Dr. Nancy Ross & Dr. David J Howlett

Academic Affiliation: Utah Tech University

Title: “You might change your mind!”: Early Responses to Women’s Ordination in the 1980s RLDS Church

Abstract:

Scholars have documented reasons given by Christians and Jews for supporting women’s ordination, noting that very little changed in terms of formal rationales between the 19th and 21st century (Chaves, 1997; Naddell, 1999; Speight, 2020). Less is known about how people came to change their minds on women’s ordination; that is, how people who opposed women’s ordination came to support it. Our study draws upon 63 first-person accounts of women and men in the Reorganized Church of Jesus Christ of Latter Day Saints (RLDS) who, only months after a change in denominational policy on women’s ordination, reflected on how they came to support women’s ordination.

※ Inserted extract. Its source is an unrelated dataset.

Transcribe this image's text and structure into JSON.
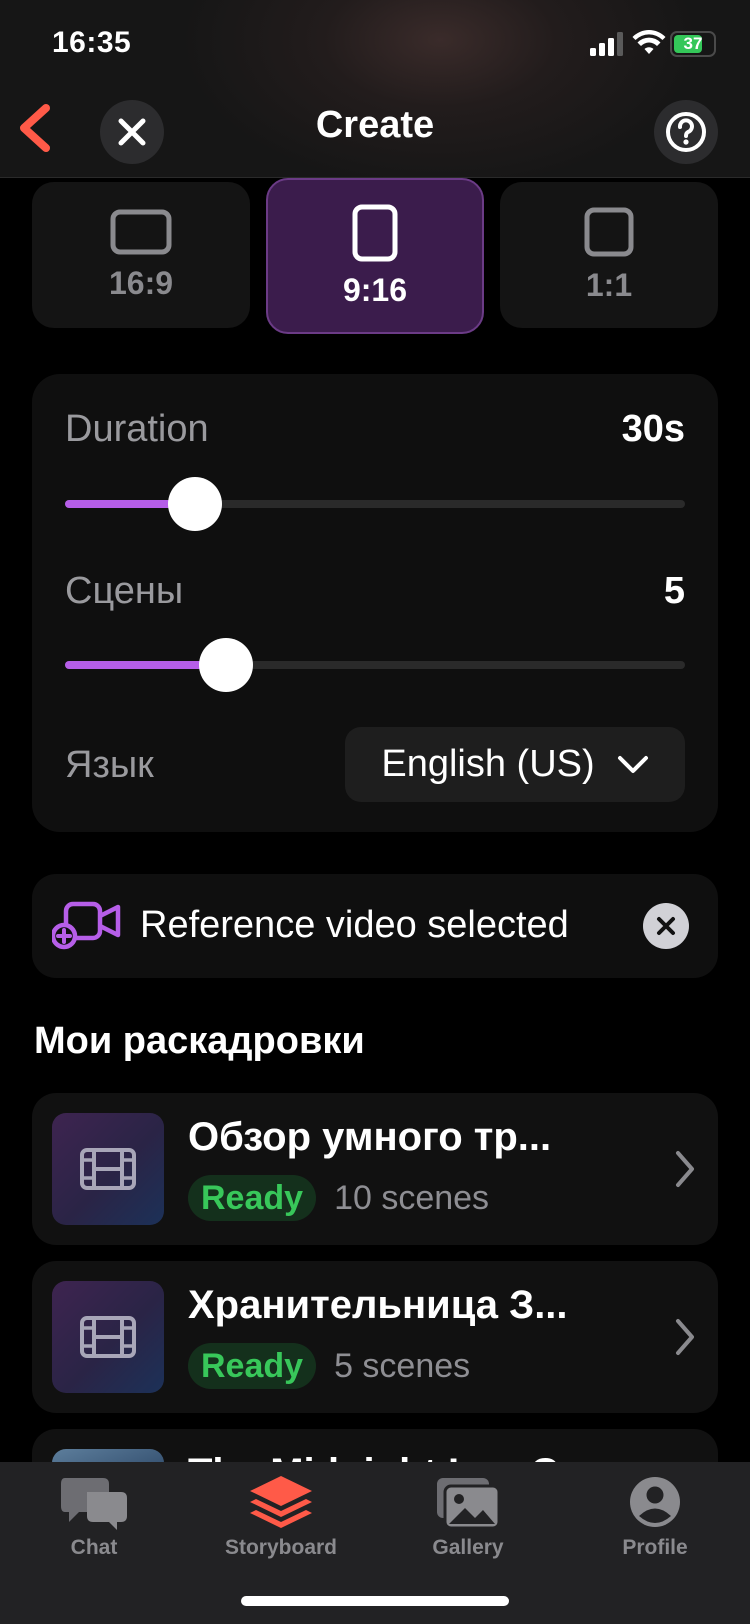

To explain their change of mind, we use sociological frameworks drawn from Sullins (2000), Campbell and Putnam (2010), Hairline (2011), Cragun, et. al. (2016). We argue that women and men changed their minds when they prioritized strong, close relationships with people who already supported women’s ordination (or girls and women they assumed would be positively impacted by it) over the pressures of cultural social signaling in which women’s ordination served as a proxy for larger social issues (Chaves, 1997). In other words, changing one’s mind about women’s ordination performed more than just symbolic work; it reinforced pre-existing relational work.